Factors Influencing the Crystallization-Onset Time of Metastable ASDs.

In formulation development, amorphous solid dispersions (ASD) are considered to improve the bioavailability of poorly water-soluble active pharmaceutical ingredients (APIs). However, the crystallization of APIs often limits long-term stability and thus the shelf life of ASDs. It has already been shown earlier that the long-term stability of ASDs strongly depends on the storage conditions (relative humidity, temperature), the manufacturing methods, and the resulting particle sizes. In this work, ASDs composed of the model APIs Griseofulvin (GRI) or Itraconazole (ITR) and the polymers poly (vinylpyrrolidone-co-vinyl acetate) (PVPVA) or Soluplus® were manufactured via spray drying and hot-melt extrusion. Each API/polymer combination was manufactured using the two manufacturing methods with at least two different API loads and two particle-size distributions. It was a priori known that these ASDs were metastable and would crystallize over time, even in the dry stage. The amount of water absorbed by the ASD from humid air (40 °C/75% relative humidity), the solubility of the API in the ASD at humid conditions, and the resulting glass-transition temperature were predicted using the Perturbed-Chain Statistical Associating Fluid Theory (PC-SAFT) and the Gordon-Taylor approach, respectively. The onset of crystallization was determined via periodic powder X-ray diffraction (PXRD) measurements. It was shown that simple heuristics such as "larger particles always crystallize later than smaller particles" are correct within one manufacturing method but cannot be transferred from one manufacturing method to another. Moreover, amorphous phase separation in the ASDs was shown to also influence their crystallization kinetics.
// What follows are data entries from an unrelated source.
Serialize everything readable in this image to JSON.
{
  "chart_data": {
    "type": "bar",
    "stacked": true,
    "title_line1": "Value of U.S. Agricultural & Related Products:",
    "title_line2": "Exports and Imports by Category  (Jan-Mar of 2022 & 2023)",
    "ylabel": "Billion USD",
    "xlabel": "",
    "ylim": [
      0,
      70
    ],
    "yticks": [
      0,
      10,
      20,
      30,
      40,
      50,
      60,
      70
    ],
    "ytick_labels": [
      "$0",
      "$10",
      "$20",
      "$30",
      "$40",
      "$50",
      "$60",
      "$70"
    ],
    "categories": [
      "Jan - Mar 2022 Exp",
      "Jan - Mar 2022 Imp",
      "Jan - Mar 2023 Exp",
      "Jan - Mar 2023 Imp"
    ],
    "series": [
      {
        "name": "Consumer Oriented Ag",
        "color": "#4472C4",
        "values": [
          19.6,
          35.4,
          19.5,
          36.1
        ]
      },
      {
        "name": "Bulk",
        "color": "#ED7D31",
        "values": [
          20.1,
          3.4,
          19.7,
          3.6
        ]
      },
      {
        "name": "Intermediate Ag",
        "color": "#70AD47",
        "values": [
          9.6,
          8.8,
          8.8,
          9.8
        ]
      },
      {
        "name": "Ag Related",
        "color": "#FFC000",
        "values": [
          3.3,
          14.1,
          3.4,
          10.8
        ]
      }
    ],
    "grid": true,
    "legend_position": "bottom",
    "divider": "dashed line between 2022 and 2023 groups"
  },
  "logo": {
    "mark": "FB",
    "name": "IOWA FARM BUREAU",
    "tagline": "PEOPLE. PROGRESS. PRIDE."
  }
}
Counterintuitively, phase separation accelerated the crystallization time, which could be explained by the glass-transition temperatures of the evolving phases.
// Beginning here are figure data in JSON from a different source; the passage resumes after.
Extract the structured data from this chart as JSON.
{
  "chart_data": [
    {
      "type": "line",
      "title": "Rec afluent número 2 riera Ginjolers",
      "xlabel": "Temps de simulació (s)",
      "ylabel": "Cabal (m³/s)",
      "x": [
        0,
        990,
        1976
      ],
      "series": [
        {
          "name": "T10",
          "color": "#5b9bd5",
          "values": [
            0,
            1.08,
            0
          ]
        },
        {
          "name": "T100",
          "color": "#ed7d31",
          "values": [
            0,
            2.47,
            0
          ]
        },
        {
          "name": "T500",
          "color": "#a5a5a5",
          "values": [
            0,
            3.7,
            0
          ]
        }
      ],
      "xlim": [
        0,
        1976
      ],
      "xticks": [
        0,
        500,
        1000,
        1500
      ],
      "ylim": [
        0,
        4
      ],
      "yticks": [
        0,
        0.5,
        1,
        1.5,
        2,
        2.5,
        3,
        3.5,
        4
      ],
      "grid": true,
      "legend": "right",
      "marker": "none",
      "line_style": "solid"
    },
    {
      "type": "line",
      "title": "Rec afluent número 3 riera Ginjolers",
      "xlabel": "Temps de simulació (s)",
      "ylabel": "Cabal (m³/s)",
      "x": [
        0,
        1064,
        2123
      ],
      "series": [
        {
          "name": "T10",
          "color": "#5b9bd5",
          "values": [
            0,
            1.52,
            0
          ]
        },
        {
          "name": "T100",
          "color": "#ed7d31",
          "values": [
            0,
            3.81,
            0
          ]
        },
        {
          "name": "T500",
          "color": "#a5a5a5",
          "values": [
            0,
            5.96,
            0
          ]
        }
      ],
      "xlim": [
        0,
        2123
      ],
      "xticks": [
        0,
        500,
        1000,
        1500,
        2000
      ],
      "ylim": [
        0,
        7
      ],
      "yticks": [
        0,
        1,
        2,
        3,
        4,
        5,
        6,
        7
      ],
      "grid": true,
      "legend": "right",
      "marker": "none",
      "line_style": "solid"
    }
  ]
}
Viscosity of ASDs at humid conditions.

Many amorphous solid dispersions (ASDs) are thermodynamically unstable. Thus, the active pharmaceutical ingredient (API) might crystallize over time. The crystallization kinetics and therewith the long-term stability of ASDs depends on the storage conditions temperature and relative humidity (RH) as they determine the molecular mobility of the API in the polymer. To quantify the molecular mobility, the rheological behavior of two different ASDs with ibuprofen and either poly(vinyl acetate) or poly(vinylpyrrolidone-co-vinyl acetate) was analyzed as function of temperature and relative humidity by means of an oscillatory rheometer. The plasticizing effect of ibuprofen and absorbed water on the zero-shear viscosity of the polymer could be fully explained by the reduction of the glass-transition temperature of the mixture compared to the one of the pure polymer. Moreover, this work proposes an approach to predict the zero-shear viscosity of an ASD based on only the temperature dependence of the zero-shear viscosity of the pure polymer as well as the predicted water content in the ASD at certain RH using the Perturbed-Chain Statistical Associating Fluid Theory (PC-SAFT).